Some were simply stronger, more resilient, faster, and capable of taking bullets like normal animals do rain. Those fell under the Alpha-Variant classification: heightened physical capability, endurance, and abnormal biological resilience.

The more complicated cases were worse. Ability to manifest fauna. Animals that didn’t just attack with teeth or claws but with pheromone influence, territorial responses so aggressive they could trigger panic in a crowd, predatory manipulation that made prey freeze instead of flee, and environmental shifts that didn’t make sense unless you accepted the fact that something non-human had learned to weaponize the atmosphere itself. 𝑓𝓇𝘦ℯ𝘸𝘦𝑏𝓃𝑜𝘷ℯ𝑙.𝑐𝑜𝓂

And then there were the rare ones.

Unclassified Threat Entities.

The type of incident reports that were not read aloud during staff briefings because no one wanted to instill that kind of imagination in a civilian’s mind. Such cases resulted in permanent quarantine lines drawn on maps that were never erased.

Arion had grown up with those maps like other children grew up with bedtime stories.

’Don’t go there.’

’Don’t ask why.’

’If you hear the sirens, go inside and lock the door.’

He reached the armory access corridor, where the palace stopped pretending to be a home and admitted it was also a fortress.

The case clicked open when he set it on the bench. Inside, neatly arranged: combat gear that had been assembled, adjusted, and maintained by a system that understood crown princes did not get to be fragile. Pieces designed for speed and protection. Reinforced gloves. A fitted vest with internal plating that could flex without compromising movement. A holster rig that sat close to the body. Tools that appeared surgical in their precision and brutal in their intent.

One of the guards held out a tablet. The live feed displayed a border grid, heat signatures, and movement patterns.

The red markers were too close to human routes.

Arion’s fingers moved with efficiency, slipping into gear like it was a second skin.

"Any civilians in the area?" he asked.

"Village warned," the guard answered immediately. "Evacuation in progress.
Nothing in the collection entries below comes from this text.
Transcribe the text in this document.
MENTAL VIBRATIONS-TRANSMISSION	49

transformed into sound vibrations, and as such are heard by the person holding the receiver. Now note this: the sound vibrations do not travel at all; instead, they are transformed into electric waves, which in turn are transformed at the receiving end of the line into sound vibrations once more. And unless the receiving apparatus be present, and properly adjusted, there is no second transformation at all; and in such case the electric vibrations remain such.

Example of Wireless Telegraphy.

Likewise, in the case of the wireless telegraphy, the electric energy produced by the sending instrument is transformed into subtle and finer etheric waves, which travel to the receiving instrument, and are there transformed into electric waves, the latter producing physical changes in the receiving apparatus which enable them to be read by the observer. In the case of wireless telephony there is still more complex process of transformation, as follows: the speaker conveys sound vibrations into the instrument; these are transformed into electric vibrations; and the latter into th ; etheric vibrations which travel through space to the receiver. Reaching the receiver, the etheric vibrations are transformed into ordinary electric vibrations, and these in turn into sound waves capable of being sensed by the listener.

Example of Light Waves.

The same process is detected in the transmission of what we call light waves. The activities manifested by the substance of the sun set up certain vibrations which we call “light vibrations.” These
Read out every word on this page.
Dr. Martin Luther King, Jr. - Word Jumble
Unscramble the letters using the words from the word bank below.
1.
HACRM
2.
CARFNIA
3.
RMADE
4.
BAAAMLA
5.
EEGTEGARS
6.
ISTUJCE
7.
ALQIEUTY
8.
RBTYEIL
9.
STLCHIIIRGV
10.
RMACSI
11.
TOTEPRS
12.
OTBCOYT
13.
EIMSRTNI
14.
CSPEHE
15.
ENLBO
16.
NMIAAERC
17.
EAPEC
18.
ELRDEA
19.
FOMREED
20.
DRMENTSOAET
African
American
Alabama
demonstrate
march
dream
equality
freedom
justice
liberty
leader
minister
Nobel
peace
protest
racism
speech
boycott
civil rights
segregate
Outer farms are being pulled back."

Arion nodded once. "Good."

He secured the last strap, lifted the case, and started walking again. His security detail followed, matching his pace, the palace’s hidden pathways bending toward the exit like veins guiding blood.

Two hours from Roslew.

Two hours from the city that looked like marble and history and drama, and yet lived under the constant agreement that the continent could bite if you forgot what it was.

Alamina’s strength was not free.

It never had been.

And Arion - who could smile like a civilized man at lunch and hold Dean like he was something precious - carried the other half of his country too: the half that knew how to step into violence without hesitation, because hesitation cost civilians, and Alamina didn’t forgive that.

As they reached the vehicle bay, the cold air hit him again, clean and sharp.

He thought, briefly, of Dean’s bare feet on winter stone.

Then he pushed the thought down, not because he didn’t care, but because care was not allowed to slow him right now.

"Notify the border unit," Arion said, voice calm. "I want containment first. Elimination only if it’s necessary."

"Yes, Your Highness."

The doors of the helicopter closed after them.